Comecei a frequentar a escola já
semialfabetizado. Minha tia, que dava aula para os três primeiros anos
escolares – na minha época conhecidos como “prezin” –, me ensinou a formar algumas sílabas, ainda com três anos.
Sem dúvida foi um privilégio ter
aulas particulares com quem veio a ser a minha primeira professora. As
atividades e exercícios passados em sala já me eram familiares, nos
dois sentidos da palavra.
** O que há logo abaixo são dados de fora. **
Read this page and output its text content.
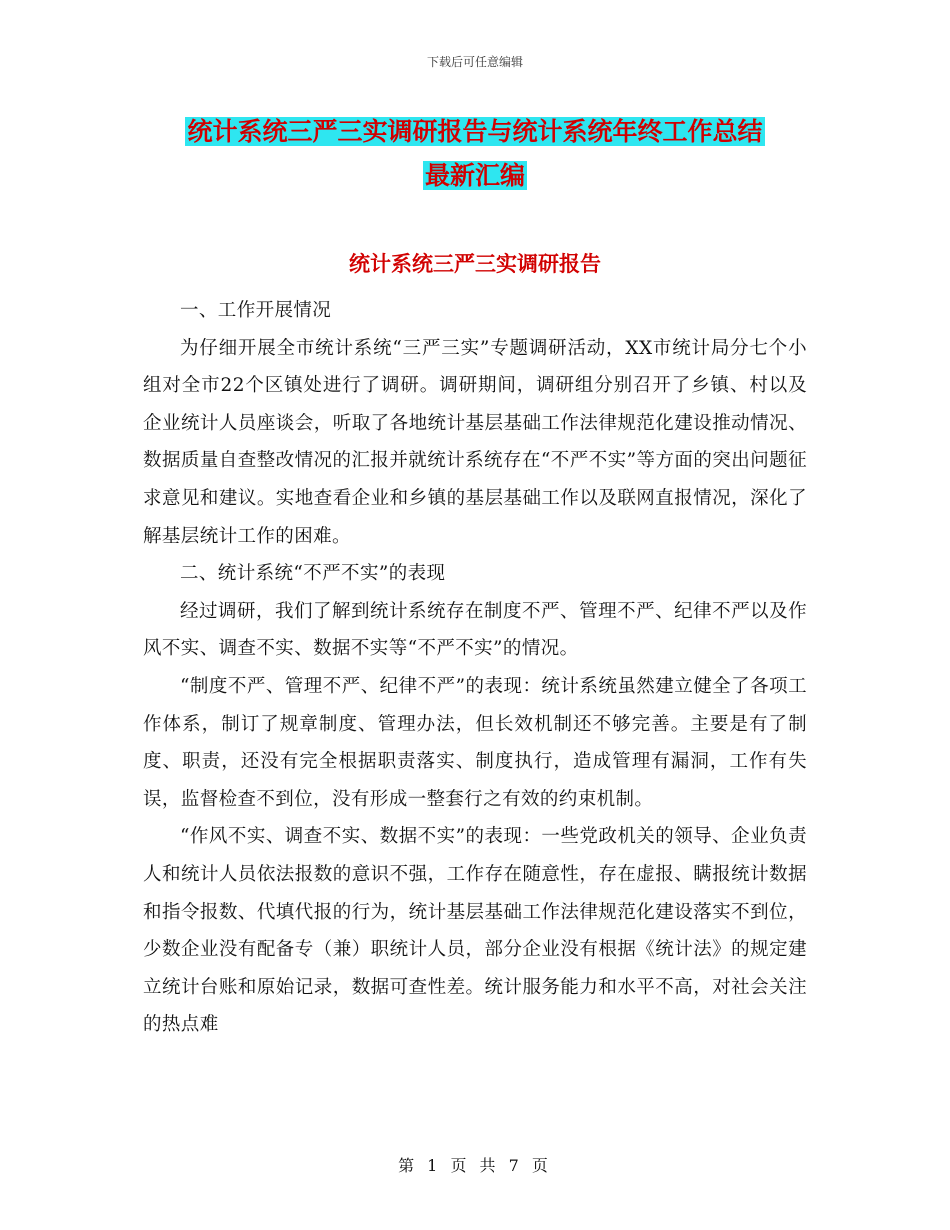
下载后可任意编辑
统计系统三严三实调研报告与统计系统年终工作总结
最新汇编
统计系统三严三实调研报告

一、工作开展情况

为仔细开展全市统计系统“三严三实”专题调研活动，XX市统计局分七个小组对全市22个区镇处进行了调研。调研期间，调研组分别召开了乡镇、村以及企业统计人员座谈会，听取了各地统计基层基础工作法律规范化建设推动情况、数据质量自查整改情况的汇报并就统计系统存在“不严不实”等方面的突出问题征求意见和建议。实地查看企业和乡镇的基层基础工作以及联网直报情况，深化了解基层统计工作的困难。

二、统计系统“不严不实”的表现

经过调研，我们了解到统计系统存在制度不严、管理不严、纪律不严以及作风不实、调查不实、数据不实等“不严不实”的情况。

“制度不严、管理不严、纪律不严”的表现：统计系统虽然建立健全了各项工作体系，制订了规章制度、管理办法，但长效机制还不够完善。主要是有了制度、职责，还没有完全根据职责落实、制度执行，造成管理有漏洞，工作有失误，监督检查不到位，没有形成一整套行之有效的约束机制。

“作风不实、调查不实、数据不实”的表现：一些党政机关的领导、企业负责人和统计人员依法报数的意识不强，工作存在随意性，存在虚报、瞒报统计数据和指令报数、代填代报的行为，统计基层基础工作法律规范化建设落实不到位，少数企业没有配备专（兼）职统计人员，部分企业没有根据《统计法》的规定建立统计台账和原始记录，数据可查性差。统计服务能力和水平不高，对社会关注的热点难

第 1 页 共 7 页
Difícil foi me acostumar com todos aqueles
pequenos desconhecidos, que nunca vi nos almoços de domingo, chamarem de “Tia” a tia que era só minha.
Guardo com carinho lembranças das
aulas ao ar livre, do gramado que havia no fundo da escola, sem falar das
árvores que, mesmo sendo proibido subir, vez ou outra burlávamos essa regra na
hora do recreio, arriscando uma escalada enquanto as supervisoras não estavam
por perto.
Ainda que eu não fosse dos mais
obedientes, era um menino pacífico na maior parte do tempo. Contudo, puxo na
memória uma confusão em que me meti quando bati covardemente no Elói, o menino
mais velho e corpulento dos três “prezinhos”, que não perdia a oportunidade de
agredir todo moleque mais fraco do que ele.
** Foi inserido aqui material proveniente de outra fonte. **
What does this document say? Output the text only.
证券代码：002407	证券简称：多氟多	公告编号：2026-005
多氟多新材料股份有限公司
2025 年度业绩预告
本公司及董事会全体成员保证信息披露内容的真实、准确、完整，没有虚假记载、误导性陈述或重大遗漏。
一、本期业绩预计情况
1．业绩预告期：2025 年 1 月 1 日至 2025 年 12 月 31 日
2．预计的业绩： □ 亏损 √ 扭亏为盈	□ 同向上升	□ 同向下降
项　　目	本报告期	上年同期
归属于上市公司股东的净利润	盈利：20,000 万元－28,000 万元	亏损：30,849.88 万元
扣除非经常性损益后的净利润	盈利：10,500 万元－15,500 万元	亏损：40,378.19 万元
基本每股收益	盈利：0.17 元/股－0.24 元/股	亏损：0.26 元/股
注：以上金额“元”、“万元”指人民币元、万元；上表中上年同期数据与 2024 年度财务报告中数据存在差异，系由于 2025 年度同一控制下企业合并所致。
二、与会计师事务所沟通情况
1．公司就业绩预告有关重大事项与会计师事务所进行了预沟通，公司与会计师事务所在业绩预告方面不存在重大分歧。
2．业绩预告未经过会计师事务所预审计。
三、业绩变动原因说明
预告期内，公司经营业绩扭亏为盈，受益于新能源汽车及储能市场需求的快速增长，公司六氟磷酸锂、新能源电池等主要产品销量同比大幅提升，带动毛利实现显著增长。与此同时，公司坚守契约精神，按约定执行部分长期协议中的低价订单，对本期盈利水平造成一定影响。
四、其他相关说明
Mesmo ele sendo a personificação do
Joey Caruso, aquele bad boy mirim do “Todo Mundo Odeia o Chris", a
vingança dos oprimidos veio com resquícios de crueldade - ele não merecia
tanto.
Um dia, no final do recreio, cansados
dos seus abusos e desmandos, conseguimos segurar nosso malfeitor e, quem sabe
inspirado na cena do lobisomem em “Deu a louca nos monstros" – que passava
quase toda semana no SBT –, alguém gritou: “Chuta o saco! Chuta o saco!”.
Então, me lembrando dos cascudos e dos tombos que ele sempre me dava, chutei
como se fosse o Taffarel ligando um contra-ataque da seleção brasileira com o
Romário e o Bebeto, mas, ao invés de sobrevoar o campo até a intermediária
do adversário, Elói caiu no chão com as mãos nos países baixos e gritando de dor.
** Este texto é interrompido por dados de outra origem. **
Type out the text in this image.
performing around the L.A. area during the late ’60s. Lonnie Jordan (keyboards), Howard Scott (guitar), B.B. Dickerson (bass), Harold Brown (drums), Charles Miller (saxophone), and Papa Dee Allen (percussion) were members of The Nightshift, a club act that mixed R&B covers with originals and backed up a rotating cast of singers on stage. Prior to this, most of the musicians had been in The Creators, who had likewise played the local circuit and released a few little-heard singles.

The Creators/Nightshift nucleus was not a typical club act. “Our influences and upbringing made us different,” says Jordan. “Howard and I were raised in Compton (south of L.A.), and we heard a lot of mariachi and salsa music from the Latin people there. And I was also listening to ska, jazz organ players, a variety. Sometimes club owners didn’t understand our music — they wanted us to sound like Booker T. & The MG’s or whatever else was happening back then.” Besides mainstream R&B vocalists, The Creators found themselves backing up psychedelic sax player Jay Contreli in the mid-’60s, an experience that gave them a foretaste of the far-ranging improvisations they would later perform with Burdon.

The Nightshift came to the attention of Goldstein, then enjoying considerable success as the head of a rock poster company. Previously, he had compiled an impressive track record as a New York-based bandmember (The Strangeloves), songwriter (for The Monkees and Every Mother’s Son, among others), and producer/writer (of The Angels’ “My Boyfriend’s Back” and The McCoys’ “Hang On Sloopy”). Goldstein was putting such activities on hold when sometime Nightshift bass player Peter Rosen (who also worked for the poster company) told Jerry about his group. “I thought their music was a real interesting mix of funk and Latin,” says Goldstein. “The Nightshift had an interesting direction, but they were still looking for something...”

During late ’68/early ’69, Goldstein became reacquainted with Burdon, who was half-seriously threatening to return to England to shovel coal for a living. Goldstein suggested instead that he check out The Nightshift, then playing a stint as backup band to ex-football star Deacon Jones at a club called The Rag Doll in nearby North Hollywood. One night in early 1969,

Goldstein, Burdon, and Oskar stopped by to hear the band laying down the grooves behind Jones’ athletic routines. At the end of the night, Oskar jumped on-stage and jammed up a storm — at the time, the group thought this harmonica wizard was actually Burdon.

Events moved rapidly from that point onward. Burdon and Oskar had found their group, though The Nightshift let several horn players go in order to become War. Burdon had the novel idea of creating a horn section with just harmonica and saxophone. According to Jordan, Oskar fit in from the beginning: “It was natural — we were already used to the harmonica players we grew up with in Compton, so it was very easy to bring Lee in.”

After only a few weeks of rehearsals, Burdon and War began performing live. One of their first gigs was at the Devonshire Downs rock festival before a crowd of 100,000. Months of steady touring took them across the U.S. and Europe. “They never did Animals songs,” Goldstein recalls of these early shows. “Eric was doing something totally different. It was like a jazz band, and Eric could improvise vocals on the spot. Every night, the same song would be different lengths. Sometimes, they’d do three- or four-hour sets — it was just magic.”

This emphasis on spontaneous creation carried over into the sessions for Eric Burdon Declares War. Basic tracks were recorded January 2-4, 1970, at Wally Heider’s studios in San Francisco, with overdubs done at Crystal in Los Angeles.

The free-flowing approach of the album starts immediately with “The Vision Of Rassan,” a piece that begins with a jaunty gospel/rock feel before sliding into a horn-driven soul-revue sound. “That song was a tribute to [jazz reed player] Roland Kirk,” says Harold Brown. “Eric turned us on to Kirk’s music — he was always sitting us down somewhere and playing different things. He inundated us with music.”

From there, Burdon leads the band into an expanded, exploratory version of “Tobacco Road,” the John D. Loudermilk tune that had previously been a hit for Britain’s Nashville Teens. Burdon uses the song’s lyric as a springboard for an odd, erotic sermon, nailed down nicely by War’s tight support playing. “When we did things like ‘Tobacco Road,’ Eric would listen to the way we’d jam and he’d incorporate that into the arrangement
De forma solidária e leal, quando a
mãe dele apareceu na escola procurando o agressor do seu “Eloizinho",
dividimos a culpa entre os integrantes do complô. Foi o suficiente pra escapar
do coro lá em casa, mas o castigo de uma semana sem jogar bola doeu muito mais
que algumas bordoadas do cinto do meu pai.
Fora esse caso isolado, mantinha
conflitos constantes com meu arqui-inimigo Raulf, que era uma espécie de falso
vilão, um personagem muito mais complexo e interessante que o Eloizinho, o
tirano fajuto da mamãe. Trocávamos socos por bobagens, mas havia um respeito
mútuo entre nós. Da minha parte, porque achava seu estilo solitário e revoltado
muito parecido com os heróis mais sombrios dos quadrinhos. Já da parte
dele, realmente não sei, mas deve ser porque eu era o único menino da nossa
idade que tinha coragem de enfrentá-lo, mesmo eu apanhando na maioria das
vezes.
Suspeito que por essas e outras,
minha tia, preocupada com horríveis destinos do seu sobrinho, tentou me levar
pra igreja evangélica. Se a educação não conseguia aquietar meus impulsos, quem
sabe a palavra de Deus não pacificaria minha alma.
Embora louvável a tentativa, nunca me
acostumei com a diferença didática da escola dominical e daquela que eu
frequentava durante a semana. De segunda a sexta, as coisas que eu ouvia eram cheias de encanto. Nos livros, tanto os animais quanto
os insetos falavam, cantavam e ainda davam lições de moral, mesmo que eu
entendesse do meu próprio jeito (como matar uma formiga que agora eu sabia que
estava trabalhando para não passar fome no inverno?). Eu era levado para
outros mundos, outras épocas, era lúdico o processo e absorvia a tudo
brincando.
Aos domingos, ainda que as
professoras se esforçassem, a seriedade do tema não ajudava muito. Havia apenas
um livro, cheio de páginas e letras bem pequenas que, ao lado da nossa salinha
de aula, algum adulto lia trechos alternando o tom da voz. Dentre outras
coisas, afirmavam com convicção: “de onde viemos”, “para onde vamos” e “o
que não devemos fazer para não ir parar naquele lugar”.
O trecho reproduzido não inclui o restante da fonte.